One possible interpretation here is going back to the inner-monologue interpretations as being multi-step processes with an error rate per step where only complete success is useful, which is just an exponential; as the number of steps increase from 1 to n, you get a sigmoid from ceiling performance to floor performance at chance. So you can tell the same story about these more extended tasks, which after all, are just the same sort of thing—just more so.
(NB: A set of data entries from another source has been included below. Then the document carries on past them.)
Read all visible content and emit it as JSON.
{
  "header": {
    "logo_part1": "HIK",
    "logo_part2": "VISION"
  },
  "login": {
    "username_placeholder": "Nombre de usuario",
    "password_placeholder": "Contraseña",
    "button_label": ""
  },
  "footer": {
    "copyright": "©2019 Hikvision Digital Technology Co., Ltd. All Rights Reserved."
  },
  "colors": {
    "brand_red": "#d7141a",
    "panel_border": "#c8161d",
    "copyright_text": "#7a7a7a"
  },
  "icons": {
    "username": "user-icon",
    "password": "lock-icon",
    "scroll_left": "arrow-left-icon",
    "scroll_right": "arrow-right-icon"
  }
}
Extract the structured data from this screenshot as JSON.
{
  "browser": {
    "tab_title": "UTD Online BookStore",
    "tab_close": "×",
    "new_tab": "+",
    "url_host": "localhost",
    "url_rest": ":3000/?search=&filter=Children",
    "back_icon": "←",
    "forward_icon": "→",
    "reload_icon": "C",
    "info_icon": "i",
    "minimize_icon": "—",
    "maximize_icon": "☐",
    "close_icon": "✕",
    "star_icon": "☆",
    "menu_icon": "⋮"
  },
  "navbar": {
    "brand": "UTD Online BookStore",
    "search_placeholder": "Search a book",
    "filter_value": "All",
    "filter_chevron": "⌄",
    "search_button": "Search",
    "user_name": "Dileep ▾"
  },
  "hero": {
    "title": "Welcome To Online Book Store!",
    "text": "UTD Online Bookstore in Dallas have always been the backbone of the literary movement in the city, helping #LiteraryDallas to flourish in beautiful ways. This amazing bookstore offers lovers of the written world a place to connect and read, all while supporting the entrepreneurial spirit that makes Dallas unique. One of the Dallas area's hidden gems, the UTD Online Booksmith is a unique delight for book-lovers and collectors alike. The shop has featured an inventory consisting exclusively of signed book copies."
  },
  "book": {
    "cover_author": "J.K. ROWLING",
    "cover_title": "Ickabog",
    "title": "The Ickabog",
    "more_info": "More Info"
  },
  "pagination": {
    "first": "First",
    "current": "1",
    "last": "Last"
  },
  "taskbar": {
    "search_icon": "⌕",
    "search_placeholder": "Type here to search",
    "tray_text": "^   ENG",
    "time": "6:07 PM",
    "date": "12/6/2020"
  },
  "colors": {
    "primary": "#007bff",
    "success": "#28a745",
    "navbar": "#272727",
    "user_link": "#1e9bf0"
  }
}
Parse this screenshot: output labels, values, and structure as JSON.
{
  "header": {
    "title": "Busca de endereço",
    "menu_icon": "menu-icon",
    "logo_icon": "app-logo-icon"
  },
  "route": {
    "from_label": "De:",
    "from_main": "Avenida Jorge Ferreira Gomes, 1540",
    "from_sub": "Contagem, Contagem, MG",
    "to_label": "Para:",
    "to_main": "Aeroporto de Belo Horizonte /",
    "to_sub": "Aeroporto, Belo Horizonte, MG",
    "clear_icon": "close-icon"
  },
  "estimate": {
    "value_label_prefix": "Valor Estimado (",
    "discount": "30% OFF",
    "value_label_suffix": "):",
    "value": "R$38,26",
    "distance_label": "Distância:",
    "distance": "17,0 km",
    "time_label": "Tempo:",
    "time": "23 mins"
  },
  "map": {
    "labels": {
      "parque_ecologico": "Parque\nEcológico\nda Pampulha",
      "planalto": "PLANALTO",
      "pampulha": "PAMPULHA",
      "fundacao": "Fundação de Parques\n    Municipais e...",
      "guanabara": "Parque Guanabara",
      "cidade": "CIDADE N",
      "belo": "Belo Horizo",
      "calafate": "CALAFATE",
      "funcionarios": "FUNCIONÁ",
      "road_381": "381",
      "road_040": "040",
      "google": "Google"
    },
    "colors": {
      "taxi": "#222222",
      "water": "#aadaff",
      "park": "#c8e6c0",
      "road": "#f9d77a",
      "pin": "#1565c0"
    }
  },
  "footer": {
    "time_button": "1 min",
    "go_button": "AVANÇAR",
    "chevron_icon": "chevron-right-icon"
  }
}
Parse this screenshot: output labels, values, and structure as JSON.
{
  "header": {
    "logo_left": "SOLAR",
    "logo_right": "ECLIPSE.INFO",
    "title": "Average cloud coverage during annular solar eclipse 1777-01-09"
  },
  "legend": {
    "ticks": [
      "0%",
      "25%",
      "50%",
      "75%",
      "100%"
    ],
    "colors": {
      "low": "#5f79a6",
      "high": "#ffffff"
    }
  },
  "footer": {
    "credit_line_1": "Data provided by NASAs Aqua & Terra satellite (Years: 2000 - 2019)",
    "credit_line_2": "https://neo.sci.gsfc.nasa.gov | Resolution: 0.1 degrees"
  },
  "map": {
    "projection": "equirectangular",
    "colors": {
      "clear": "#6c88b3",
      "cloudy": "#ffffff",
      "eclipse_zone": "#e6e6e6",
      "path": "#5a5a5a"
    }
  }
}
We also see this sort of sigmoid in searching with a fixed model, in settings like AlphaZero in Hex, which makes sense if we assume that these LLMs are doing a lot of retries and backtracking, which constitute a ‘search’ process as a whole, even if they never explicitly represent or model a decision/game tree, and have error rates stemming from their blindspots and biases. And you can tell a similar story there about error rates and exponentials: all the critical steps have to be right (omitting ones which don’t do anything, ones which get undone or reset, etc), and the final result is either right or wrong as you do the task or not.
(And on a more detailed mechanistic level, you can tell a story where NNs learn ‘atoms’ of skills over scaling, power-law distributed in random naturalistic data, which are recombined to solve each ‘new’ inner-monologue problem, and if you have ‘memorized’ enough atoms, you can solve every task which is just a reconfiguration of known atoms, and that is just what ‘learning’ and ‘generalization’ are.)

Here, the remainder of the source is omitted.